When I first met Clarinda [Mac Low, the show’s choreographer] she was talking to me about the libretto and she was saying, “I don’t understand any of this, what is this?”  And said let’s just try it and see how it goes.  Once things started being put through speakers, and bodies started being moved around, then it hit her that actually everything makes incredible sense – but not in a way that is often redundant. It’s not like a normal opera where the story being told is the same story as the staging, and then the two come together. That redundancy kind of bleeds all the productive tension out of the opera, in a way.

David Levine: And Clarinda really quickly glommed onto the fact that Rob and Fab only had about 15 moves. So she’s actually broken them down into their component parts and these  keep getting recombined, altered and modified also, often at random.  The dancers know each move, so Clarinda can call out “Deformed Cabbage Patch” and they know what to do. Clarinda’s rehearsal approach to the choreography was to break it down into units, so we have this super-primitive – or basic – choreographic language and the limited repertoire of opera.
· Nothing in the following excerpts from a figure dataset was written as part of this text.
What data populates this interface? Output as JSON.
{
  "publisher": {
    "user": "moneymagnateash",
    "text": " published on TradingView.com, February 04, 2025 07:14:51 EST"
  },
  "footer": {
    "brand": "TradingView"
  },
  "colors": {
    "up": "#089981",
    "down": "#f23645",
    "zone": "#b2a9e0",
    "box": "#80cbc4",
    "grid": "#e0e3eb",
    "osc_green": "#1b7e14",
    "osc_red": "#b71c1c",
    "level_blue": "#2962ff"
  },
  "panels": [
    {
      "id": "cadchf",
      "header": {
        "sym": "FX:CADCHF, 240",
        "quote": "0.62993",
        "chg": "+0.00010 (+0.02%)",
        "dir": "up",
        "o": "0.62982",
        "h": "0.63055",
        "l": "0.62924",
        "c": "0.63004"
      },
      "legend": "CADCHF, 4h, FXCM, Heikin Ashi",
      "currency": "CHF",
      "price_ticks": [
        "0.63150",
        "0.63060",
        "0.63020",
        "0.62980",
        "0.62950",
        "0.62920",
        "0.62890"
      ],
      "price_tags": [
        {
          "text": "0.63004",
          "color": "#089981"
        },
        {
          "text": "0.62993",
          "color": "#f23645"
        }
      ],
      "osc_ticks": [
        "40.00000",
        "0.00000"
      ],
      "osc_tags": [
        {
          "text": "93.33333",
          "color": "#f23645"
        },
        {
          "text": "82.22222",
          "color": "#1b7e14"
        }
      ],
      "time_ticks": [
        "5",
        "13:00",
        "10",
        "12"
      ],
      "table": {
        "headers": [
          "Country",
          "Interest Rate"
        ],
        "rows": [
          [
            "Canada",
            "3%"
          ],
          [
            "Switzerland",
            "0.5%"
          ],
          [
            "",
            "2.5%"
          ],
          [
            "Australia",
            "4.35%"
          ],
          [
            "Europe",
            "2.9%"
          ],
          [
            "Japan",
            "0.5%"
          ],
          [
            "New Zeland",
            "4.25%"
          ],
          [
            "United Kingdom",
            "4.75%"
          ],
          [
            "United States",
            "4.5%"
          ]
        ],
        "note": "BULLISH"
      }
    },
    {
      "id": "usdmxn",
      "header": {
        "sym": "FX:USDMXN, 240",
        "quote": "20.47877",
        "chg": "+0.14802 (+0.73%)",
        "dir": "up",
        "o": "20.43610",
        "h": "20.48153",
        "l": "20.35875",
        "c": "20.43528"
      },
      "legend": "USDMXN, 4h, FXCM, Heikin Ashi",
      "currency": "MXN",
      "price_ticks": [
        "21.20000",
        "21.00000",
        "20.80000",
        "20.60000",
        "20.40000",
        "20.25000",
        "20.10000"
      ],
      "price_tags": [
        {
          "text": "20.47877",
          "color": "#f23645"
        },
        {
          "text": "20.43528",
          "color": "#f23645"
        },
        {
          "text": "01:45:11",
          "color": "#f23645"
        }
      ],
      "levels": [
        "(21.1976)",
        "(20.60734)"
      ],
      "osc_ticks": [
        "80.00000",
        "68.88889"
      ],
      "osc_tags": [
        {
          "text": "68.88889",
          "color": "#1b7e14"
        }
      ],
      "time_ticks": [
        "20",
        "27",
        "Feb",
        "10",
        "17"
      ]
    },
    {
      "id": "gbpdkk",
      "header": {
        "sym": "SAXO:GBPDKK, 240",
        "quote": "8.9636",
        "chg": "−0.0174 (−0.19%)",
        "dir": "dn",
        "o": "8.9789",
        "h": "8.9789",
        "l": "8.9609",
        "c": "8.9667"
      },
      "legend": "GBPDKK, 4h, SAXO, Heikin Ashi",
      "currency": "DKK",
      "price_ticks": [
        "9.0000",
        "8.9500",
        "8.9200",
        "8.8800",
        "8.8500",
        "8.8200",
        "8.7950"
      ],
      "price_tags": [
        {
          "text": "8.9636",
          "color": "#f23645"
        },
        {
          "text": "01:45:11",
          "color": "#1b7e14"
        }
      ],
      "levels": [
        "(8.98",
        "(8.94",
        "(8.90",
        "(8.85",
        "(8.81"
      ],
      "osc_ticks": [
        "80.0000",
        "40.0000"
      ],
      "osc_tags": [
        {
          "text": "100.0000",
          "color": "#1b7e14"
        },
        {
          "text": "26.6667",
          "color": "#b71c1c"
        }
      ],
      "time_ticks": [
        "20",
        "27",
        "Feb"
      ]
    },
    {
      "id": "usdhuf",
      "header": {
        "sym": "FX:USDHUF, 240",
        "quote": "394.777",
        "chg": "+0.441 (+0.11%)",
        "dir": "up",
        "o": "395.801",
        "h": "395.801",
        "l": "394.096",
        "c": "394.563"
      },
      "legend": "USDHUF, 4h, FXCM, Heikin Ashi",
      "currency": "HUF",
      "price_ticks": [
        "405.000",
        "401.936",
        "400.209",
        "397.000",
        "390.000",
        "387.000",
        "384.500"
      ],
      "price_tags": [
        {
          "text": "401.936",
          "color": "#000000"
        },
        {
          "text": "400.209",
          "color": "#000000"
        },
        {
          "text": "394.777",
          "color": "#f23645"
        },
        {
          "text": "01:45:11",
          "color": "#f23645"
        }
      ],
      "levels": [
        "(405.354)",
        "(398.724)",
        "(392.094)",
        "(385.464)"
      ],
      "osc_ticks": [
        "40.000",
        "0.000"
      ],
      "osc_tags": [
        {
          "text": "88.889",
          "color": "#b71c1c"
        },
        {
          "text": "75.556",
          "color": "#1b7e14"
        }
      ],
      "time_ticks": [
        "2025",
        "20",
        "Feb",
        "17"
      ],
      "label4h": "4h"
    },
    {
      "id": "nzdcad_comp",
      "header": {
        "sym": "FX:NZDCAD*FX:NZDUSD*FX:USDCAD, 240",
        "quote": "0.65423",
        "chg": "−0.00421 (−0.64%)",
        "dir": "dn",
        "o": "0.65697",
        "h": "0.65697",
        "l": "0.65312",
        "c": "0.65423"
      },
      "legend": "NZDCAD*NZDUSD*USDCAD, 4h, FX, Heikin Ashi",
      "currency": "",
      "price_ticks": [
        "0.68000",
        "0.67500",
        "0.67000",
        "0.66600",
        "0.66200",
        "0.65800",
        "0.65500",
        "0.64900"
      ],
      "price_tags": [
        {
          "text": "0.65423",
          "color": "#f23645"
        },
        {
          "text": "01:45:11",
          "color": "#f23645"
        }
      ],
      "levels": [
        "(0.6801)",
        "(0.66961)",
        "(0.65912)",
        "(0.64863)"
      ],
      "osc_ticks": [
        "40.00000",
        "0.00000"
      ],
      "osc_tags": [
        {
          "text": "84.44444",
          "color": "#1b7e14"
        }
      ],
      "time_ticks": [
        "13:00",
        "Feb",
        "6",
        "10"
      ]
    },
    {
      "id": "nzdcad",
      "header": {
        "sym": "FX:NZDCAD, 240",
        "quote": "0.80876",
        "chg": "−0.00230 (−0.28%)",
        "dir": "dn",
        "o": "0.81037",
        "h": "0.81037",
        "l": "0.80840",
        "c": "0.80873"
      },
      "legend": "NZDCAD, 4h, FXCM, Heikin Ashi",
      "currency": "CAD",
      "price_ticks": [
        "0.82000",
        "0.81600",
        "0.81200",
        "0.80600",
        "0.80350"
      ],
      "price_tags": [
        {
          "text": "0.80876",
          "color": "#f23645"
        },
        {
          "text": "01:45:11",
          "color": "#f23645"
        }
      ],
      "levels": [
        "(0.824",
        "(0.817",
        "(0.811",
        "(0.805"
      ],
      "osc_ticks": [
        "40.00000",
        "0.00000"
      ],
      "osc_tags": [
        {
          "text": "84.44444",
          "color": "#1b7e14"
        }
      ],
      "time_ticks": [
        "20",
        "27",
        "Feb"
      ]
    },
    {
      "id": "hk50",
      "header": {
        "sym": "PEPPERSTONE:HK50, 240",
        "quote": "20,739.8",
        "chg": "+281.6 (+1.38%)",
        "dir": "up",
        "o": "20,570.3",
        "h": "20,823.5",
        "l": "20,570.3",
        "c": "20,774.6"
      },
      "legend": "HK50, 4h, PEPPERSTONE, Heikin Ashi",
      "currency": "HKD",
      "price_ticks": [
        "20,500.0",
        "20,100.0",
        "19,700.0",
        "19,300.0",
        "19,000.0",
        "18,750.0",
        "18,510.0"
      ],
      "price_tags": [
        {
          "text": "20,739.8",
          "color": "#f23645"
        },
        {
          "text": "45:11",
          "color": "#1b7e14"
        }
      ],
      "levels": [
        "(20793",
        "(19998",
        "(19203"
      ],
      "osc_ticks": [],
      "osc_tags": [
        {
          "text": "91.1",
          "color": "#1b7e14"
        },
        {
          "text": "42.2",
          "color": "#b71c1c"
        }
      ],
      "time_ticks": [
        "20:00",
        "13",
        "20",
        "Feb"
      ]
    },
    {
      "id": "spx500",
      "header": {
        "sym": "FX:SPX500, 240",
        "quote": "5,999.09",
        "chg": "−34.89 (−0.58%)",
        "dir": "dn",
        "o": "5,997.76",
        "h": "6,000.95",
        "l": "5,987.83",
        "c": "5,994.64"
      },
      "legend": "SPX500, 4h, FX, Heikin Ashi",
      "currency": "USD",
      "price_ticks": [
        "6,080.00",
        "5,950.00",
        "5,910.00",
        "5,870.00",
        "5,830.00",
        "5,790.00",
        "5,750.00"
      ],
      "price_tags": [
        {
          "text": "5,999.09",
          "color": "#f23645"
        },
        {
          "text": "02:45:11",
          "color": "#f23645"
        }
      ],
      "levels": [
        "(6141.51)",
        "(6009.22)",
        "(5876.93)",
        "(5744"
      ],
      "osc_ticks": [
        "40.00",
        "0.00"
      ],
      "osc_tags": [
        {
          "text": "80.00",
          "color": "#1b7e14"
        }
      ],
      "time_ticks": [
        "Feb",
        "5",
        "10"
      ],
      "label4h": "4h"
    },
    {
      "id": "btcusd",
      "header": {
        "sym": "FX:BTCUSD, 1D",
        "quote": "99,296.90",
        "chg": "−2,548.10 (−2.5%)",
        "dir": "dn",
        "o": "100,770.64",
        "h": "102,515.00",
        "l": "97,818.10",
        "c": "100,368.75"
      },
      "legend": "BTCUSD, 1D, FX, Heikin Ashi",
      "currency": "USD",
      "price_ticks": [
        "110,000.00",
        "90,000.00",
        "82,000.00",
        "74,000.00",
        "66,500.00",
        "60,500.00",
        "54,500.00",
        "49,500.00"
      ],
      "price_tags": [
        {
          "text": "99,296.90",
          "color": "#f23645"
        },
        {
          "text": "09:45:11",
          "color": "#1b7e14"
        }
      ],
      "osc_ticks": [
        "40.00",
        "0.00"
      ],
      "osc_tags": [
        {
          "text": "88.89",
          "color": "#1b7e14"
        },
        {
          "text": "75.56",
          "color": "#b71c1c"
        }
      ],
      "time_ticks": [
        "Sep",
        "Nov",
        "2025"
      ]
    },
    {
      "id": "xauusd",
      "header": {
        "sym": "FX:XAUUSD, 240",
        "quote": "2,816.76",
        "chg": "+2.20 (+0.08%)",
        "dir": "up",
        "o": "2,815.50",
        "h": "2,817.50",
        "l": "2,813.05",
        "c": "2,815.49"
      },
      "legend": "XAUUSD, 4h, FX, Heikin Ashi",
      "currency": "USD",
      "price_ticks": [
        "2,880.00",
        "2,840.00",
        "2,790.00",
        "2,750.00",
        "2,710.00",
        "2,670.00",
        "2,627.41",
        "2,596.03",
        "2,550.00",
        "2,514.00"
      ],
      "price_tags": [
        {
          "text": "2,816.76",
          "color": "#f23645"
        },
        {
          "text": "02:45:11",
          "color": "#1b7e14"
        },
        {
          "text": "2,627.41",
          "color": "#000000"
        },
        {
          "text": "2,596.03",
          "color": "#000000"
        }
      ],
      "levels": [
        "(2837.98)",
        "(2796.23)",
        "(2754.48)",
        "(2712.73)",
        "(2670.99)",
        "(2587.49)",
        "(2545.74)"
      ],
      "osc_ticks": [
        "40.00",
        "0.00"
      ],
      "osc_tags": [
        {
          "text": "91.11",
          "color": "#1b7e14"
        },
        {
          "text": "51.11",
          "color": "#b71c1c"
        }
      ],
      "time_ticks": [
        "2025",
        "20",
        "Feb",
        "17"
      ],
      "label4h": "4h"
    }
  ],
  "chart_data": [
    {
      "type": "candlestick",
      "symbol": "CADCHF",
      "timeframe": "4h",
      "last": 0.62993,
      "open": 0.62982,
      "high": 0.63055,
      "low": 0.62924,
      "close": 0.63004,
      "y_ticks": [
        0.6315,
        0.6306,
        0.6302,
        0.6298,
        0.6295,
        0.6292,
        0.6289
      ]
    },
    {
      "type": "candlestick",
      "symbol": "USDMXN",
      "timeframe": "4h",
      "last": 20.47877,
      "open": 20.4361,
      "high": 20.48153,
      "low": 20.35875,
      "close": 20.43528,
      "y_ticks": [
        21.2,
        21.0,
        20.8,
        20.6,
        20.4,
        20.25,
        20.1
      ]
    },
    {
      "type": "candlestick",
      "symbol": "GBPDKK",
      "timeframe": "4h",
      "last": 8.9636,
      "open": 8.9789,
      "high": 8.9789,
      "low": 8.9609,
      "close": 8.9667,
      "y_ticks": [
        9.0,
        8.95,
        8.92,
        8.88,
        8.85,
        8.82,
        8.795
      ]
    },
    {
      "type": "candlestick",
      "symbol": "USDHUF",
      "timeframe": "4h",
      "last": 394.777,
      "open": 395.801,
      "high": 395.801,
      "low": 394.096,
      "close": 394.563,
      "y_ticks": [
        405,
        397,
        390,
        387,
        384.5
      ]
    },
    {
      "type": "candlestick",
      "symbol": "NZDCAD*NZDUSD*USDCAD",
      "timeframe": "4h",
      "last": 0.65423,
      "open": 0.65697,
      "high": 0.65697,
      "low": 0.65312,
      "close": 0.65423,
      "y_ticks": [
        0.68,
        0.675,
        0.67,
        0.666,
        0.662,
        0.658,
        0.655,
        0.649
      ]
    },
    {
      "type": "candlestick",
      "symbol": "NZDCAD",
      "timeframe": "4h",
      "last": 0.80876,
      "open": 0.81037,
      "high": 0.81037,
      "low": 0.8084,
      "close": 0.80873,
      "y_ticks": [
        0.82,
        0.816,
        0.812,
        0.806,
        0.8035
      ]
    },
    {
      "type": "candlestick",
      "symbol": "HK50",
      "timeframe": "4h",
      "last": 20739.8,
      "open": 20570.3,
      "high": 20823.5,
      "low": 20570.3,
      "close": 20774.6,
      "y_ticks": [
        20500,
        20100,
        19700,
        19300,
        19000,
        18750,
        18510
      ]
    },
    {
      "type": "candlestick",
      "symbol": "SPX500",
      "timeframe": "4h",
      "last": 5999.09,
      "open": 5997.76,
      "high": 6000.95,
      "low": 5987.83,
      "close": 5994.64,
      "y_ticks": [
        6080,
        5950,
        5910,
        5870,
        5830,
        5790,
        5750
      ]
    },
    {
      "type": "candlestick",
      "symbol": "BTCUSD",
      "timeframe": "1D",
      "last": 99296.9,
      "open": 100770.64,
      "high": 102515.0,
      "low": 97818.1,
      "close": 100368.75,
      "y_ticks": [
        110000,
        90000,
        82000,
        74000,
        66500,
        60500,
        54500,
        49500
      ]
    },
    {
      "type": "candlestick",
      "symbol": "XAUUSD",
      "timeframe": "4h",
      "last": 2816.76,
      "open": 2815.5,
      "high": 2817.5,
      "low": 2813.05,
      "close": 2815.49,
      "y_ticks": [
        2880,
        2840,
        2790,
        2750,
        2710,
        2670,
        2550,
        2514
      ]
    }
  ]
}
So we’ve got these two limited systems that kind of work together in different ways at different times.

Joe Diebes: I think that redundancy is the thing that all three of us are most distanced from and reacting against in our various ways. This is a story about a pop group who has a formulaic producer who, in a broad sense, churns out the same thing over and over again, in an industry that exploits musicians in the same way over and over again. At the same time there’s the repetition of the actual three or four hits that they had, that they lip-synced around the world constantly – the same exact track doing the same exact moves – over and over again.

It is that kind of repetition I want to work against and it’s a big reason that I wanted to open up the score to be this generative thing that evolves differently every time. The orchestra is doing something very different every single time. I’m basically DJ’ing them. I have my little setup and I can control what gets sent to them and the melodies get superimposed on the libretto differently every time. But at the same time it is a database that all the singers can access – like random access – for these different melodic phrases. The singers and orchestra have learned all the various elements, they know what the lyrics will be but not the melodies.